Thursday through Saturday, March 14-16, at 8 p.m. and Sunday, March 17, at 6 p.m.
Tickets are $15-22
Originally performed at the United Nations' International Conference on Women's Rights in 2000, the show (as well as its title) contradicts the notion that patience is always a virtue. Jones' incarnations are based on real people and Internet research, but her characters -- and their words -- are all her own. Using a sheer scarf (wrapped around her head or balled up to form a doll) and a facility with accents and facial expressions, Jones morphs from Praveen, a shy Indian woman who finds the strength to talk about the regular beatings and rape she suffers at the hands of her husband, to Anna from Kenya, who at 16 lives in fear of genital mutilation, to Emeraude, a rebellious French woman who defies the law prohibiting women from working at night.
Jones' political and feminist leanings could be attributed to her own struggles with racial identity as the product of a mixed marriage. A Bryn Mawr student who once entertained aspirations of becoming a lawyer, she transformed a slew of amateur poems into a polished act, winning the infamously finicky Nuyorican Poets Cafe's Grand Slam Championship in 1997 and cementing her reputation as a spoken-word diva. Though her rise has been uncharacteristically smooth, it has not been without controversy: Jones doesn't traffic in theory alone.
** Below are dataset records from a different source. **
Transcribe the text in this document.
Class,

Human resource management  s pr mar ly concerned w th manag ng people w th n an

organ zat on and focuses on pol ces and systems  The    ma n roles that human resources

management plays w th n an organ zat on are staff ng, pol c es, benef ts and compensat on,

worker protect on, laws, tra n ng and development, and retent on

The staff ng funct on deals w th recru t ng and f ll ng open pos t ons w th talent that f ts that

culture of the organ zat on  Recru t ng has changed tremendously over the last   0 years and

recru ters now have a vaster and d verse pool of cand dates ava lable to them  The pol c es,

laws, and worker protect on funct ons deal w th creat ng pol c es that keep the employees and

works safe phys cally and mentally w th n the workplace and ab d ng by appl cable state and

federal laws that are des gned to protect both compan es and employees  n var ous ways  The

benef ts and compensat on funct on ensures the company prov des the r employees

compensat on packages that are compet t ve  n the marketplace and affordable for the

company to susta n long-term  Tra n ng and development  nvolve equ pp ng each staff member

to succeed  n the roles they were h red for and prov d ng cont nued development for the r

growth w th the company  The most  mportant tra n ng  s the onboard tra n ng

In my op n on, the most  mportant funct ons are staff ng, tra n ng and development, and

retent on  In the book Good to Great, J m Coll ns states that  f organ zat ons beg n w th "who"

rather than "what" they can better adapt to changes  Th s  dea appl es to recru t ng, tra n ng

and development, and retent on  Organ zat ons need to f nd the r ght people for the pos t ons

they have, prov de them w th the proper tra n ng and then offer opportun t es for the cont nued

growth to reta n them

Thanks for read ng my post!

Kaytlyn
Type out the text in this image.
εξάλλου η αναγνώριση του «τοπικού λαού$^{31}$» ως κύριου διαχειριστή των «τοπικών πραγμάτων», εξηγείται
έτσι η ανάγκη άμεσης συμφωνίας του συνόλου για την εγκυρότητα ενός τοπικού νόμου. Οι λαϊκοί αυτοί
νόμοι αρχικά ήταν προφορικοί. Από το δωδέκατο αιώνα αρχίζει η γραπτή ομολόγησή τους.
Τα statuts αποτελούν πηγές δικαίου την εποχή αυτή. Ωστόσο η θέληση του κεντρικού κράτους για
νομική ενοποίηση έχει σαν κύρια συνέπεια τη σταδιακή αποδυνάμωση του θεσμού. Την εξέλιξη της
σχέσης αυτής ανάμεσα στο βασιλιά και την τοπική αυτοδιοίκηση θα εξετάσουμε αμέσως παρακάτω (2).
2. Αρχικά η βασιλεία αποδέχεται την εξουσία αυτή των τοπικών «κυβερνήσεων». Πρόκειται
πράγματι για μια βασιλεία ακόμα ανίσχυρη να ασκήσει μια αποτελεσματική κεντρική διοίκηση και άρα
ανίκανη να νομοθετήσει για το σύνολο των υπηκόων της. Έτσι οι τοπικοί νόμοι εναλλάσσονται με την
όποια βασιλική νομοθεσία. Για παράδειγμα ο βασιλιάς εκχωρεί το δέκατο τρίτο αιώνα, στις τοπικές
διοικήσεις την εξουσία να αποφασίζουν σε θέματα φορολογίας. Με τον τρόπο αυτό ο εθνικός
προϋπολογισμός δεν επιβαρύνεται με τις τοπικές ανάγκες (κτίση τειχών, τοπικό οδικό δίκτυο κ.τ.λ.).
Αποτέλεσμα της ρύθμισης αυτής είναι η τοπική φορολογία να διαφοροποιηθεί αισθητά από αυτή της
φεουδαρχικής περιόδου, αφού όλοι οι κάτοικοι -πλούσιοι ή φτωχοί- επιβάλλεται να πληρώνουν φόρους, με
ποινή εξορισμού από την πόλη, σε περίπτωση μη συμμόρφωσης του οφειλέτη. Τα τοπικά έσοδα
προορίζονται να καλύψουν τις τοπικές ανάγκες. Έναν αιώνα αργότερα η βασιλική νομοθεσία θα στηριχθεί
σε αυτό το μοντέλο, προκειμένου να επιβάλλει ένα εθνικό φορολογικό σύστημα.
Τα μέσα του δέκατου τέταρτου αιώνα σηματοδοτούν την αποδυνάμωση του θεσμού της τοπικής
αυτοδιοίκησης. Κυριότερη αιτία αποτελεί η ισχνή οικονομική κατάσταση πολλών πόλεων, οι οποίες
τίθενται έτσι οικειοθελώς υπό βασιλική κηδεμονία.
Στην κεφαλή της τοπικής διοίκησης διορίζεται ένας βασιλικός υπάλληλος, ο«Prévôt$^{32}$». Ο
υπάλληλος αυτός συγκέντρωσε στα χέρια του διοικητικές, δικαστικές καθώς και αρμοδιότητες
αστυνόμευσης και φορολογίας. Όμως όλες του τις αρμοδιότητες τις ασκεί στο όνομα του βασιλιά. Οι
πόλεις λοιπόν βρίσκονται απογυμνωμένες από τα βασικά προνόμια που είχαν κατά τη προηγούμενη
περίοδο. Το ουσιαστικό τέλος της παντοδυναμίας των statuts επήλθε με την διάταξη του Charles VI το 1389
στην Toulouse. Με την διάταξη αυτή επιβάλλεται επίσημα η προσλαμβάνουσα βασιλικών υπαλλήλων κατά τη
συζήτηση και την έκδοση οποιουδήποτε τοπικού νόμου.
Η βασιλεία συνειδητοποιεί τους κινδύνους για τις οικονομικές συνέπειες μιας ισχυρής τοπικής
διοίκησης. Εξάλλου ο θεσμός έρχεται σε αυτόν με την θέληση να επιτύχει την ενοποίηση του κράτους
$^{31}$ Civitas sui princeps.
When she found herself last year in a legal imbroglio with the FCC -- which had fined an independent radio station in Portland, Ore., for playing "Your Revolution," her feminist reworking of Gil Scott-Heron's poem "The Revolution Will Not Be Televised" -- Jones took advantage of the media's attention. She used it as a platform to fight for freedom of expression, taking the government agency to task for censoring her version as "patently offensive." Though her piece begins with fighting words -- "Your revolution will not happen between these thighs" -- it's hardly more distasteful than verses of certain rap artists.